Eighth. It speaks to how deceiving the team's 26-28 record is at this point. According to this, the Sixers as they are playing right now are probably at the level of a 50-win team. This is a franchise that won 50-plus games once during Allen Iverson's tenure, won 50-plus games once in the past 20 years.

While there is no way they can get to 50 games this season - a 24-4 finish is asking a bit much - there can be an expectation that they will play like a 50-win team in the playoffs. And there can be an expectation that, with a year of Doug Collins under their belt and no real reason to believe there will be a great deal of personnel change, they can be a 50-win team next season.

As for Collins' reaction to Hollinger's rating, he said that he has more of an old-school statistical formula he follows (although if you hear his parameters, it actually takes into consideration a lot of Hollinger's factors), but that "I'd much rather be considered the eight-best team than 28th."

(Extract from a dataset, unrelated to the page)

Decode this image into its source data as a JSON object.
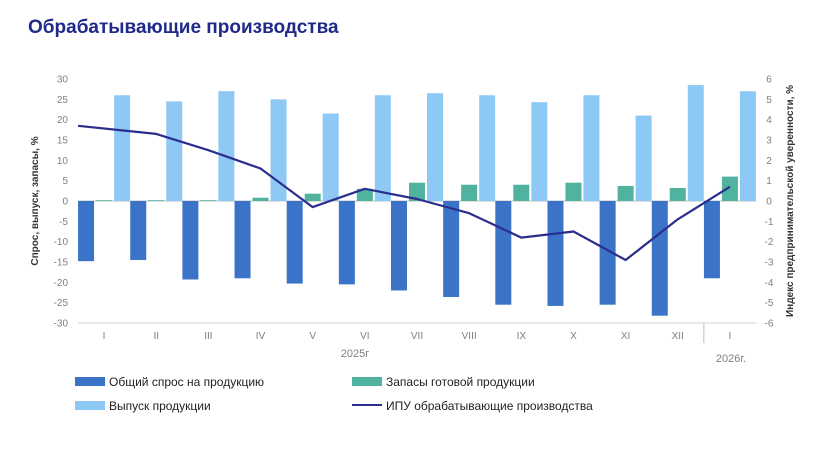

Thursday, February 3, 2011

Brand vs. Stoudemire

For teams that are in close proximity and play each other a lot, the Knicks and Sixers haven't had what one would characterize as a heated rivalry. When the Sixers have been good, the Knicks have been lousy, and vice versa. The last time the teams met in a playoff series was 1978, and that was a snoozer of a four-game sweep by the Sixers.

However, when the Knicks and Sixers play two games in 40 hours this weekend, there will be a little intrigue behind the games. Granted, a battle for sixth place in the Eastern Conference isn't exactly a vision quest, but remember: The Knicks have had nine straight losing seasons and have been DYING to make themselves relevant in Manhattan again. The Sixers, meanwhile, have been among the 10-best teams in the NBA since a 3-13 start and quietly believe they have a shot to upset a first-round opponent if they can steer clear of the Celtics and Heat, who likely will be the top two seeds in the East.

The biggest game within the games, however, will involve Elton Brand and Amare Stoudemire. There has been a long history between these veterans. They had tough head-to-head battles when Brand was a Clipper and Stoudemire a Sun, and if there is any player Brand can point to as a guy who cost him All-Star appearances, it's Stoudemire. (Brand was named to the team in '02 and '06, while Stoudemire's only omission since 2005 was in '06, when he missed nearly the entire season due to injury.)

When you look at the head-to-head numbers (courtesy of, the showdowns have been pretty even. In 16 games, Stoudemire's teams have won 10 of them - although he clearly played on a higher quality team in Phoenix. Otherwise, Brand has outscored (19.8 to 19.3) and outrebounded (8.4 to 7.9) Stoudemire and has had a better field-goal percentage (54.2 percent to 50 percent). When the Sixers and Knicks played at Madison Square Garden earlier this season, Stoudemire had 21 points and 15 rebounds to Brand's 20 points and seven boards, but Stoudemire needed 18 field-goal attempts for his total compared to 11 shots by Brand, and the Sixers got Doug Collins his first win as head coach.

Collins needed Brand to bounce back physically this season after he was lead-footed and lacking hops in 2009-10, and he has been an unsung hero during the Sixers' reemergence as a playoff-quality team. While Brand probably won't be the 20-point, 10-rebound guy he was in his prime, he has been a 15-9 player for the Sixers, and that is exactly what they need from him.

If the Sixers can sweep the weekend, they will be a game behind the Knicks. And if they are to accomplish that goal, Brand will need to show that he can still go nose-to-nose with Stoudemire.